Henri Coandă returned to Romania for good in 1969 as manager of the Institute for Scientific and Technical Creation (INCREST) in Bucharest. In the following year, in 1970, he became a member of the Romanian Academy. As an appreciation of all his scientific merits, the management of the Romanian state named him a counsellor in rank of ministry in the State Council and the Polytechnic Institute in Bucharest granted him the title of Doctor Honoris Causa.
Because of his exceptional accomplishments, Henri Coandă has remained one of the pioneers of the Romanian, as well as worldly aviation. A part of his numerous inventions, along with the patents that he obtained in different periods of time, are on display at the Technical Museum, section Coandă, in Bucharest. His name is also linked to some achievements of man into space. Among others, he is also the creator of certain technical devices of great intricacy, devices that are called, the flying stars, with which the brake of the lunar module of Apollo 11 and Apollo 12 were made possible when the time of the landing on the Moon came.
For instance, the Coandă effect has many uses, such as: in devices meant to cushion industrial noises, in pulverising insecticides, in reducing recoil in fire weapons. Other interesting experiments were conducted by the Romanian scientist also in the field of flying by designing the so-called lenticular aerodine.

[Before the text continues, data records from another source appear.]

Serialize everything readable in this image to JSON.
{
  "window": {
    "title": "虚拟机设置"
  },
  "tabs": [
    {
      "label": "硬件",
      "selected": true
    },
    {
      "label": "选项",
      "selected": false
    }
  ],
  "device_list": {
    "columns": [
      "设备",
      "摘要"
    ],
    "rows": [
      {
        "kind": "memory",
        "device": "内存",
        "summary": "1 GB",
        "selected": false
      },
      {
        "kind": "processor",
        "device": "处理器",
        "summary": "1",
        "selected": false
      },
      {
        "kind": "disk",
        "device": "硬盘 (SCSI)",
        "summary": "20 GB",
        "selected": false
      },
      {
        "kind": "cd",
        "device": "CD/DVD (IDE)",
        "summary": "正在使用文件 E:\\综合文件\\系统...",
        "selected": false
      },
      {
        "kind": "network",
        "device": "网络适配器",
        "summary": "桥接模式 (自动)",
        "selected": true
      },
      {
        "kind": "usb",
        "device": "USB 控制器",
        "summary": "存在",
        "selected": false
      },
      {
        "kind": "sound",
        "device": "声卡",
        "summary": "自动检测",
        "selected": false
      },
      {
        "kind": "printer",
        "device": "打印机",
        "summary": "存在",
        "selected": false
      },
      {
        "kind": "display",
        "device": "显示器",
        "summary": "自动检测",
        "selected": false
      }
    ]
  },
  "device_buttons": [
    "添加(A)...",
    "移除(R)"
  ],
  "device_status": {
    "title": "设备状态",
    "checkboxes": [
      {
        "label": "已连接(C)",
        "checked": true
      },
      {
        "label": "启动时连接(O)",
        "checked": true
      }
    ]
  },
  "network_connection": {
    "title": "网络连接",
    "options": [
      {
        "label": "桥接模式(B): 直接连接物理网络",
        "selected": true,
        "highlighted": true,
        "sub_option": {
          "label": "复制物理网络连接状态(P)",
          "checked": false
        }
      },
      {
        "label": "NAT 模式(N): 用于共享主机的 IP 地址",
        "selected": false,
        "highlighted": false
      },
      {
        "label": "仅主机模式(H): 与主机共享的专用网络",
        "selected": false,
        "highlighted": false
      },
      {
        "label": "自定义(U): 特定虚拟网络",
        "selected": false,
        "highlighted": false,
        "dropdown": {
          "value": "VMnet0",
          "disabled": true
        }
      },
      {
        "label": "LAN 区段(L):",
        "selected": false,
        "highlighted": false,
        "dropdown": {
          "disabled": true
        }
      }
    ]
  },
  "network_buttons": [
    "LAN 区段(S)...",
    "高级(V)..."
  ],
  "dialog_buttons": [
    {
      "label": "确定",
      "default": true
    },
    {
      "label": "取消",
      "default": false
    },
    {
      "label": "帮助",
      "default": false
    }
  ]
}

The Coandă effect has also found its use in the designing of a device for the improvement of efficiency for the engine with internal combustion and also, with the designing of a recoil brake for fire weapons. Today, the effect that bears his name is currently being used for the maintenance of aerial vehicles, for the improvement of gas turbines, and so on.
Coandă has invented many elements that are useful in the field of Constructions, and here, we must mention the so-called béton-bois, a very good decorative material of construction, also used in the building of the Palace of Culture in Iaşi in 1926.
We must also take into account the spatial elements also used in Constructions. Coandă was also the one to established the first devices for the conservation, keeping and transportation of concrete, even on the railroad (wagons for concrete), but also a device for the desalination of sea water.
The number of Henri Coandă’s inventions is estimated at the impressive sum of 2608, and the 700 innovation licences have recommended him as a great scientist of the XX century.
For his fruitful activity, Henri Coandă was awarded many distinctions. Thus, in 1965 he received the prize of the Haryy Diamond, laboratories, as well as the Prize and the Vieilles Tiges Great Gold Medal, the UNESCO Prize for Scientific Research, the Medal of the French Aeronautics, the Order of Merit and the ring of Commandor. He was also the youngest officer of the French Academy, as well as Member of the Romanian Academy.